On the Desktop
Linux in the news
All in one big page
See also: last week's Kernel page.
The current kernel release is still 2.4.9. Linus is currently up to 2.4.10-pre8, which includes a note from him that appears to settle the min/max issue for now. Prior to that was 2.4.10-pre7, a relatively large patch which included a great deal of stuff merged in from the "ac" series. Linus has suggested (scroll to the bottom) that, once the merge with Alan is complete, the 2.5 series will begin:
It still sounds very much like a 2.5.x thing (and hopefully I and Alan can merge enough that it's going to be RSN), but if done right it should be trivial to back-port to 2.4.x after testing.
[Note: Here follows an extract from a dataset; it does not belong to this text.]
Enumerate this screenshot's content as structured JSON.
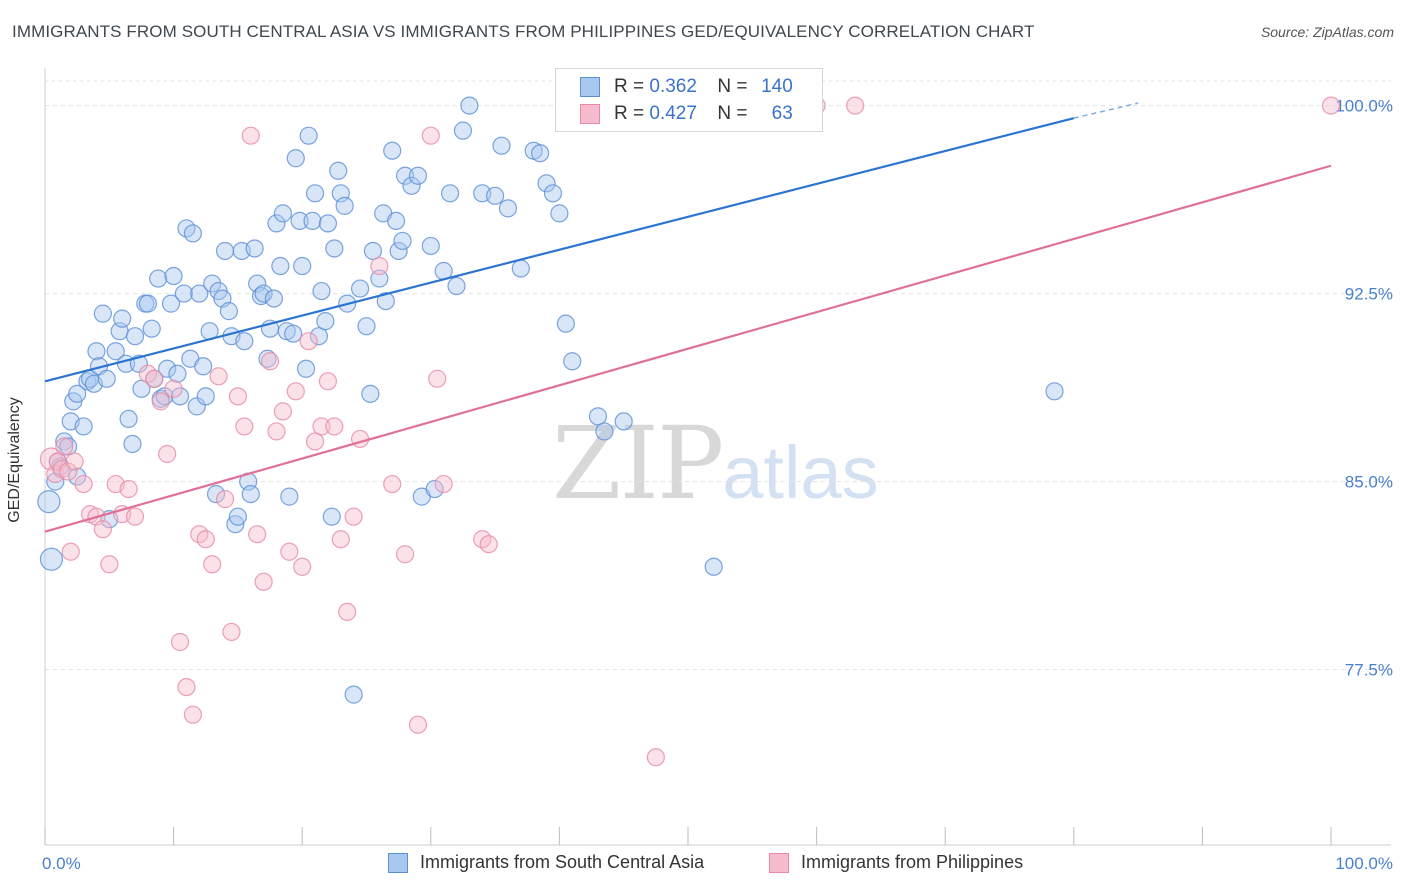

Alan, meanwhile, is not standing still; his latest is 2.4.9-ac10. Among other things, Alan is claiming far better virtual memory performance for his kernels. Users of "ac" kernels, it seems, do not have to put up with the "living out of swap" feeling of the Linus series...
Alan also released 2.2.20pre10. This one includes a fix for 2.2 lockd when talking to HP/UX systems, NFS client fixes and cleanups for 64bit ISDN support.
What, exactly, is a local network address? Wietse Venema, the author of the Postfix mailer, has a bit of a problem on his hands. Postfix has to be able to handle mail addressed to recipients like firstname.lastname@example.org; that involves figuring out whether 220.127.116.11 is a local address or not. This determination, as it turns out, is not as easy as one might think.
The immediate problem is with IP aliasing. Linux has, for a long time, allowed more than one IP address to be assigned to a physical network interface. In more recent kernels, however, it is possible to set up aliases that do not have a separate name (i.e. eth0:0); if you ask the kernel for a list of local interface addresses (using the SIOCGIFCONF ioctl call), these "anonymous" aliases will be returned with an incorrect netmask. This is a relatively simple problem to fix, and Matthias Andree has put out a patch to deal with it.
It turns out, though, that SIOCGIFCONF does not return a complete list of local addresses. For example, 127.0.0.2 is a local address on almost all systems, as is the whole loopback subnet. The use of the advanced policy routing and proxying features in the 2.4 kernel complicates the situation further. The end result is that there is currently, no way to ask the kernel for the full list of local IP addresses. There are ways of finding out whether a specific address is local (the netlink interface), but there is no way of getting a list.
And, even if there were, life would not get easier for mailer authors. It is not unheard of to configure a system with different mailers operating on different IP addresses. So an address which is "local" for the purposes of the kernel should be treated as remote by the mailer. To complicate things even further, a properly configured mailer should look at the source of a message before deciding whether the IP number it is addressed to is local.
In other words, with modern networking stacks, there is no way for the kernel to provide a mailer with a list of "local" IP addresses. The best solution would appear to be to stick with the old SIOCGIFCONF interface, and to have the mailer support a configuration file for systems with more complicated setups. Or, more likely, do nothing; continue to use the old interface, and get local delivery wrong in some rare situations.
Yet another min/max implementation. One would think that the min/max discussion would fade away, and it mostly has. Morten Welinder, however, managed to come up with yet another implementation which uses the old, two-argument interface, avoids side effect problems, and catches comparisons between signed and unsigned values (which was part of the motivation for the original change). It works by using a pointer comparison, which brings about a more specific type comparison at compile time.
Linus proclaimed "we have a winner," and stated his intention to include the patch in 2.4.10-pre5 - though a real solution wasn't posted until -pre8.
Will write USB drivers for food. USB subsystem maintainer Johannes Erdfelt, once of VA Linux Systems, has announced that he will be taking a short break from his duties while he looks for a new job. It seems that, as VA cuts back, it is no longer able to support as many kernel hackers. One hopes that Johannes will find a new position which allows him to continue working with the kernel. Meanwhile, Greg Kroah-Hartman is running the USB show.